Archive pour le mot-clef ‘Sculpture relief’

Si près de la Montagne Noire

Jeudi 4 juillet 2013

Vue partielle (maquette)Vue partielle, maquetteJ’ai récemment gagné un concours dans le cadre des projets d’intégration des arts à l’architecture. J’aurai donc à réaliser un relief qui sera installé sur les murs extérieurs du centre de ski Mont Grand-Fonds, à La Malbaie. L’œuvre que j’ai présentée, que vous pouvez ici voir dans sa version maquette, est composée d’un ensemble de disques de différentes grandeurs peints en des couleurs autant subtiles que variées. Mais, en y regardant plus attentivement, on constate que les disques comportent un premier et un second plan.

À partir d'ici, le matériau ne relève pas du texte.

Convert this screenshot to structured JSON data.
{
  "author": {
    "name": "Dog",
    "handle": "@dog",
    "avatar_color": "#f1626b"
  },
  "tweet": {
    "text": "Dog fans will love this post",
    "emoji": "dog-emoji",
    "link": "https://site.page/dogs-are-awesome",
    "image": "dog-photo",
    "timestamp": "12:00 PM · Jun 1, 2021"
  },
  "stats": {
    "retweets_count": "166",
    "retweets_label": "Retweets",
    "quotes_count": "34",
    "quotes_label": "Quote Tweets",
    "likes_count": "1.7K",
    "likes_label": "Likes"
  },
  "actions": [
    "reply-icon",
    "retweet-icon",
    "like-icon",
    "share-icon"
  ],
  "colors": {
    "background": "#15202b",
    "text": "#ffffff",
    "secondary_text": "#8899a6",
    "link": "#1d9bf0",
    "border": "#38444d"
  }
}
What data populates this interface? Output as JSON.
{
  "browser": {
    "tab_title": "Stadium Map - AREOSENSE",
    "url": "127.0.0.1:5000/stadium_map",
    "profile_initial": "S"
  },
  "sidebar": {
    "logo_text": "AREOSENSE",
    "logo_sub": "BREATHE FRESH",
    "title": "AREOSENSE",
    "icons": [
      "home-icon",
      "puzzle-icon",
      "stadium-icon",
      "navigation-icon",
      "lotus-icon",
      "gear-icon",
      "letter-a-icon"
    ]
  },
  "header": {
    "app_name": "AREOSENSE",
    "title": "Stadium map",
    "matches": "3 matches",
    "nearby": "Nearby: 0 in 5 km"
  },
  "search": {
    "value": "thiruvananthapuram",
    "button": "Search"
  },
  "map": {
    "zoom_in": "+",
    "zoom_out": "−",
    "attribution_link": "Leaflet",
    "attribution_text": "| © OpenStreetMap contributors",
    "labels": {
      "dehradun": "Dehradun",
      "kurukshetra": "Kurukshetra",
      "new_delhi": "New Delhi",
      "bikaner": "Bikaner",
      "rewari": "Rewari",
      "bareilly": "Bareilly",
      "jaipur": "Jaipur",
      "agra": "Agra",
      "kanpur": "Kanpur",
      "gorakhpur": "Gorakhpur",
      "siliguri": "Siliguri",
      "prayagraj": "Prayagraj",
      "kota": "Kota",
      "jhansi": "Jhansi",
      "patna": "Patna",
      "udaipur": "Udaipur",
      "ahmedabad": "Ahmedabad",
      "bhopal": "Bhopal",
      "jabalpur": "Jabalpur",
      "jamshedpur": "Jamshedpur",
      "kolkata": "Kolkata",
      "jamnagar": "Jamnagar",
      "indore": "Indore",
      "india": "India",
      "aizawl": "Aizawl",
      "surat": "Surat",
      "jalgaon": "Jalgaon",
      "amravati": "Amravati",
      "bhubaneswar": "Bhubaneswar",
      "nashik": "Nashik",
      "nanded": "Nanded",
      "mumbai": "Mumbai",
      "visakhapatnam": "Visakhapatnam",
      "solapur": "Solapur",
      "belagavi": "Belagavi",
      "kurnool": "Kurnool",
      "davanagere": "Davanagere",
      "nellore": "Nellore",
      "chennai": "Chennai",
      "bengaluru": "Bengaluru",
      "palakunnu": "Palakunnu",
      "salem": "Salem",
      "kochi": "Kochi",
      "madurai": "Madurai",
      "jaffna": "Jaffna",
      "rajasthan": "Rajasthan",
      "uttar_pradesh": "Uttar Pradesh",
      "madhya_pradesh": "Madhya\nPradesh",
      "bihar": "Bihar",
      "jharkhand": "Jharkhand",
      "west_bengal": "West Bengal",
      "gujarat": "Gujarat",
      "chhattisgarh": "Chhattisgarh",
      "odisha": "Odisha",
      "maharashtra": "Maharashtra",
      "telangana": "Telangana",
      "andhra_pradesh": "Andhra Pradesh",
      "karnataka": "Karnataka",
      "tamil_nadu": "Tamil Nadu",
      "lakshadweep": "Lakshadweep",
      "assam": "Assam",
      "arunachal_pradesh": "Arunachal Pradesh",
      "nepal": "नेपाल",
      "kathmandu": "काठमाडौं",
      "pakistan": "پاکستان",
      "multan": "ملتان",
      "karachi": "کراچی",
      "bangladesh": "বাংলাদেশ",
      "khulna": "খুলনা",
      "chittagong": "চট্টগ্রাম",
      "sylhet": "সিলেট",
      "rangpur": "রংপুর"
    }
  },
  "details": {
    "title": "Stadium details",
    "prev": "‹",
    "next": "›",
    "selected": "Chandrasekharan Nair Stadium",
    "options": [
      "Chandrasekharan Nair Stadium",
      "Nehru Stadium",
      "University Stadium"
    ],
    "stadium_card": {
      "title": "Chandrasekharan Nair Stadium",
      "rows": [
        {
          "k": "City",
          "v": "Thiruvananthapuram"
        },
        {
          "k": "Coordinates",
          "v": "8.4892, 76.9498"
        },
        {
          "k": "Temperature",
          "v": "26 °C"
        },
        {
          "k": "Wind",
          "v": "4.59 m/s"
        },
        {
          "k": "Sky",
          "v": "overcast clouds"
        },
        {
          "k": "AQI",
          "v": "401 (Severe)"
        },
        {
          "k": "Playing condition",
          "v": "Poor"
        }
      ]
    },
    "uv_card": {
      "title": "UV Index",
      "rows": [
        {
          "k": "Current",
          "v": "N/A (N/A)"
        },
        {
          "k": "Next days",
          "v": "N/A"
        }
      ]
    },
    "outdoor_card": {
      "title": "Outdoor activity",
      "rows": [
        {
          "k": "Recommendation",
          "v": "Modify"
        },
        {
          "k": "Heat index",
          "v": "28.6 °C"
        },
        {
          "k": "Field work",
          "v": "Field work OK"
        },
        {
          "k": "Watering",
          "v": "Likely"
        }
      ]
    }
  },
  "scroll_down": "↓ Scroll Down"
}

Le premier, en général plus foncé, est ajouré par endroits et laisse entrevoir les couleurs du second plan. L’intérêt de ces découpes en croissants vient du fait qu’elles délimitent certains espaces et qu’elles laissent la place à des aplats qui, se fusionnant dans l’oeil du spectateur, font des bonds d’un disque à l’autre et laissent apparaitre une immense corneille en vol. Ces traits courbés et effilés aux deux extrémités proviennent de gravures que j’ai récemment réalisées en enfonçant à répétition un tranchet dans des plaques d’aluminium.
Sur le mur adjacent, face à la montagne, un disque plus grand présente les mêmes caractéristiques techniques, mais il n’y a pas cette fois d’élément figuratif à découvrir. Du haut de la montagne, on pourra toutefois regarder l’objectif à atteindre, soit le grand point bleu qui se détache du fond argenté. Vu de près, avant ou après la descente, l’intérieur de cette cible semblera porter les traces du trajet à venir ou de celui déjà effectué. J’ai habituellement parcouru le chemin qui va de la sculpture vers la gravure et les autres médiums 2D. Je me suis cette fois laissé tenter par la voie inverse, et ce qui n’avait tout à l’heure que quelques millimètres sur la feuille de papier aura, sur le mur extérieur d’un grand bâtiment, 10 ou 20 centimètres.
Et tout ça aura été conçu autour d’un oiseau simple, magnifique et résilient. La corneille est entrée naturellement dans mon univers, mystérieuse et folle, volant tout près au dessus de ma tête ou encore perchée bien loin à travers les branches. Je la reconnaitrai désormais partout, plus facilement encore qu’une immense montagne qui perdrait son nom en cours de route.*
*C’est une anecdote. Ce projet s’appelle La Montagne Noire en référence directe au nom de la montagne sur laquelle les gens font du ski à cet endroit, mais on m’a, après ma présentation, informé qu’il y avait de la confusion à ce sujet et que la Montagne Noire n’était pas celle que je croyais, mais une autre, située à proximité.

Le vol du colibri

Jeudi 8 septembre 2011

maquette de travailJe réalise actuellement pour le cégep où j’enseigne une oeuvre murale, Le vol du colibri se présente tel un oiseau en négatif fait de plusieurs éléments en aluminium. Il sera superposé au mur de granit des résidences du Cégep La Pocatière.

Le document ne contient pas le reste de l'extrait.